Glyphosate, Cancer, and Monsanto's 120 Years of Deceit

It’s in our air, water, plants, animals, grains, vegetables, and meats. It’s in beer and wine, children’s breakfast cereals, snack bars, and mother’s breast milk. It’s even in our vaccines. Glyphosate, better known as Bayer-Monsanto’s Roundup herbicide, is classified as a probable human carcinogen, and yet, never in history has a chemical been used so pervasively. But how?

What is Glyphosate?

Monsanto, now a subsidiary of Bayer, is an agrochemical and agricultural biotechnology corporation, and maker of the weedkiller Roundup. The product has been linked to cancer, such as Non-Hodgkin’s Lymphoma and Multiple Myeloma.

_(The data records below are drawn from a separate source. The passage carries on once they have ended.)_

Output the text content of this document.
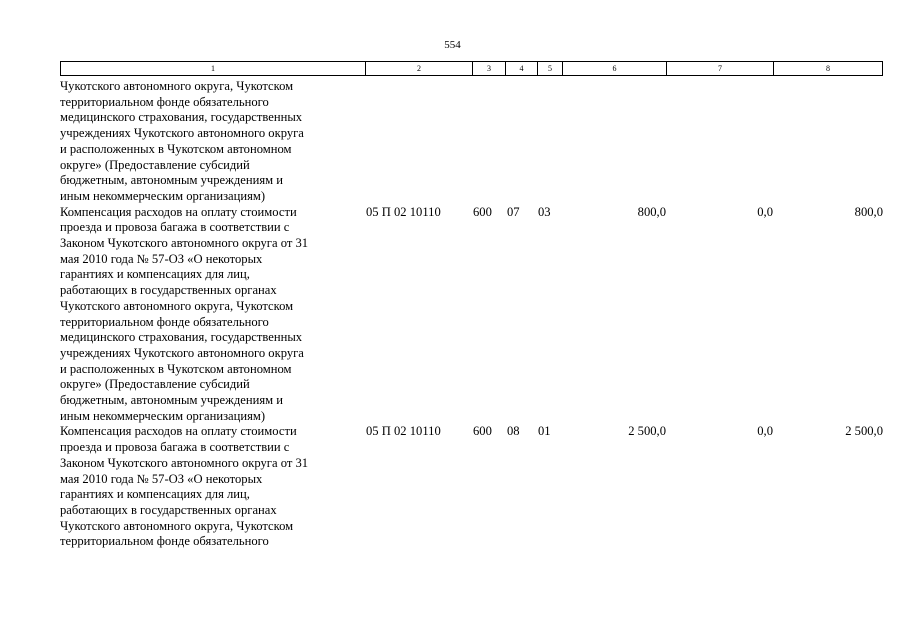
554
1	2	3	4	5	6	7	8
Чукотского автономного округа, Чукотском
территориальном фонде обязательного
медицинского страхования, государственных
учреждениях Чукотского автономного округа
и расположенных в Чукотском автономном
округе» (Предоставление субсидий
бюджетным, автономным учреждениям и
иным некоммерческим организациям)
Компенсация расходов на оплату стоимости
проезда и провоза багажа в соответствии с
Законом Чукотского автономного округа от 31
мая 2010 года № 57-ОЗ «О некоторых
гарантиях и компенсациях для лиц,
работающих в государственных органах
Чукотского автономного округа, Чукотском
территориальном фонде обязательного
медицинского страхования, государственных
учреждениях Чукотского автономного округа
и расположенных в Чукотском автономном
округе» (Предоставление субсидий
бюджетным, автономным учреждениям и
иным некоммерческим организациям)
05 П 02 10110	600	07	03	800,0	0,0	800,0
Компенсация расходов на оплату стоимости
проезда и провоза багажа в соответствии с
Законом Чукотского автономного округа от 31
мая 2010 года № 57-ОЗ «О некоторых
гарантиях и компенсациях для лиц,
работающих в государственных органах
Чукотского автономного округа, Чукотском
территориальном фонде обязательного
05 П 02 10110	600	08	01	2 500,0	0,0	2 500,0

There have been more than 18,000 cases filed nationwide against Monsanto regarding Roundup. In 2019, a jury in California ordered Bayer (it acquired Monsanto in 2018) to pay $2 billion in damages after finding Monsanto had failed to adequately inform consumers of the possible carcinogenicity of glyphosate. 
Glyphosate is now listed under the California Prop 65 carcinogens list. But for four decades, Monsanto concealed Roundup’s carcinogenicity by capturing regulatory agencies, corrupting public officials, bribing scientists, and engaging in scientific fraud to delay its day of reckoning. 

What are Dioxins?

During World War II and the 1940s, Monsanto began creating dangerous pesticides made from dioxin and helped develop the atomic bomb. Dioxins are highly poisonous chemicals generally created during burning processes and are known as legacy chemicals. This means they are substances that don’t break down and can persist in the environment and human body for years.
Over 90 percent of human exposure to dioxins comes through food, and they tend to accumulate in fatty tissues as they are passed up the food chain. Fatty foods, mainly animal products, are major dietary sources of dioxins. Industries also use dioxins extensively in bleaching paper, manufacturing pesticides, incinerating waste, and other processes.
Additional concerns have been raised about dioxins in women’s sanitary products, especially tampons. Before the late 1990s, chlorine was used for bleaching in tampon production, and dioxin levels were higher. Some dioxins are suspected carcinogens and can impair the immune system, endocrine system, reproductive functions, and nervous system. Some studies have also found that dioxins can be associated with diabetes, thyroid dysfunction, and heart diseases. The Environmental Protection Agency considers PCBs and dioxins two of the most toxic chemicals on the planet. 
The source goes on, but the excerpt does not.